José Gonçalves |
Em dois de
dezembro de 1902, lá se vão 110 anos, vinha a lume, no Rio de Janeiro, pela Laemmert
& C. Editores, um dos colossos das letras nacionais: Os Sertões (Campanha de Canudos), do escritor, jornalista, militar
e engenheiro Euclides Pimenta da Cunha (1866-1909). Naquele mesmo ano, mais
três obras importantes despontavam no cenário da literatura nacional e
estrangeira, sendo elas: Canaã, de
Graça Aranha (Brasil), A Ceia dos
Cardeais, de Júlio Dantas (Portugal) e O
Cão dos Baskerville, de Conan Doyle (Inglaterra).

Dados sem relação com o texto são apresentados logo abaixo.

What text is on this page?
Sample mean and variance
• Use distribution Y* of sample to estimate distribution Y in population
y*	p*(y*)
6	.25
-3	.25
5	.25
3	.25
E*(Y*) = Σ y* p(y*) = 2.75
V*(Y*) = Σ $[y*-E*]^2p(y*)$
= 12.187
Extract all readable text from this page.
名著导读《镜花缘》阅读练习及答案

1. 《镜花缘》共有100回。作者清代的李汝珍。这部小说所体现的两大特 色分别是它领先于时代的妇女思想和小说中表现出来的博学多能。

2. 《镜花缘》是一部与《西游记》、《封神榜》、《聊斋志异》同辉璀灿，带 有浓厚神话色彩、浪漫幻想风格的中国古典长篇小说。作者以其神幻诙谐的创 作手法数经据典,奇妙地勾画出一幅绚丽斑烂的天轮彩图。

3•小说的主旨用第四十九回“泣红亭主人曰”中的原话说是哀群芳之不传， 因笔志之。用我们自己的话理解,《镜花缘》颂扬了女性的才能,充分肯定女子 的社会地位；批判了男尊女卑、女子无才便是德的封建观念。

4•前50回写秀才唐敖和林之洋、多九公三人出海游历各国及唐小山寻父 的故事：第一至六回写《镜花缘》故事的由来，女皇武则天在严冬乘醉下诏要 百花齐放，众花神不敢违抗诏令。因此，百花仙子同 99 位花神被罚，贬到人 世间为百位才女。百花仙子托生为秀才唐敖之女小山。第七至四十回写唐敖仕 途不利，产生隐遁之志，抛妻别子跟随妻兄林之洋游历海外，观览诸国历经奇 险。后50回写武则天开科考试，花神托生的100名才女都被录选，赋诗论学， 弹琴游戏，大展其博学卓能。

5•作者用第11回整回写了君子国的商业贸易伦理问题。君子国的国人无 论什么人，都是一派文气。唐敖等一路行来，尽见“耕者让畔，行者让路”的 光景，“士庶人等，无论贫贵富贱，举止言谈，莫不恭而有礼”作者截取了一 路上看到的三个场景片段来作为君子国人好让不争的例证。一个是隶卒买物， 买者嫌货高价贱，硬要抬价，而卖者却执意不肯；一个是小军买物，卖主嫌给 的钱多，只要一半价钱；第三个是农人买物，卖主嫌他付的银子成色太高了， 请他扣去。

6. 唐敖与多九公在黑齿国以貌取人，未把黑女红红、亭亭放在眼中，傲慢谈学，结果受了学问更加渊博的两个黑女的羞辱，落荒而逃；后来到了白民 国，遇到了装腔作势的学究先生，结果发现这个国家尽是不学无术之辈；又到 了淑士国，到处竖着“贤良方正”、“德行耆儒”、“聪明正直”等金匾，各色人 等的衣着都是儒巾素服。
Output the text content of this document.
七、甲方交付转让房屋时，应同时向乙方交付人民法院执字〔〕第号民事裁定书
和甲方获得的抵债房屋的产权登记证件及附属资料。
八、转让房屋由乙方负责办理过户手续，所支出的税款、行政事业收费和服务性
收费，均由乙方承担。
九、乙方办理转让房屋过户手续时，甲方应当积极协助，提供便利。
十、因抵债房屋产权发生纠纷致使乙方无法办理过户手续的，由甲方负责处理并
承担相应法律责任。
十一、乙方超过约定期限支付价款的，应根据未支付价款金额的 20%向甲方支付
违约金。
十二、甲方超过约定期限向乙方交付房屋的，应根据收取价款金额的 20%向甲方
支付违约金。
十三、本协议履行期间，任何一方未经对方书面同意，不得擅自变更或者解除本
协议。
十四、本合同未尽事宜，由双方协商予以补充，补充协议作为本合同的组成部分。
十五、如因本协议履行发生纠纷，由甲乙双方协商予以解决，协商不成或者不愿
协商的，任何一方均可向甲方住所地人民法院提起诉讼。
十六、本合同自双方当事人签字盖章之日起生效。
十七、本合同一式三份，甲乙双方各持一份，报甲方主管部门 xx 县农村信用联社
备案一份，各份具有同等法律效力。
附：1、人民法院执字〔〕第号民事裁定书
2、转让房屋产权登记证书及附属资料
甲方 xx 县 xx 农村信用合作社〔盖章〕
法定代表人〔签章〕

Canaã retrata a saga dos imigrantes germânicos
numa colônia da então província do Espírito Santo. Caracterizado pelo confronto
entre diferentes visões de mundo, onde avulta a violência do preconceito
racial, o romance tem como personagens principais os jovens Milkau e Lentz, que
vivem o desafio de construir uma vida nova em terra estrangeira – a terra da
promissão. Trata-se de obra importantíssima para a compreensão da realidade
brasileira, naquele principio de século.
A Ceia dos Cardeais é um clássico
da dramaturgia mundial. A peça tem como cenário uma luxuosa sala no Vaticano,
onde, durante a ceia da noite, três cardeais já velhinhos, depois de algumas
rusgas, lamentam o peso do tempo e relembram os amores do passado. Traduzida
para um sem-número de idiomas, a obra ainda conquista corações em todo o mundo.
O Cão dos Baskerville é, talvez, a
melhor história policial que já se escreveu até os dias de hoje. Na trama, sir
Charles Baskerville é encontrado morto em circunstâncias suspeitas, havendo, ao
lado do seu corpo, pegadas ainda frescas de um cão monstruoso. Apôs o fato, sir
Henry, o único herdeiro da prole, passa a sofrer estranhas e inexplicáveis ameaças.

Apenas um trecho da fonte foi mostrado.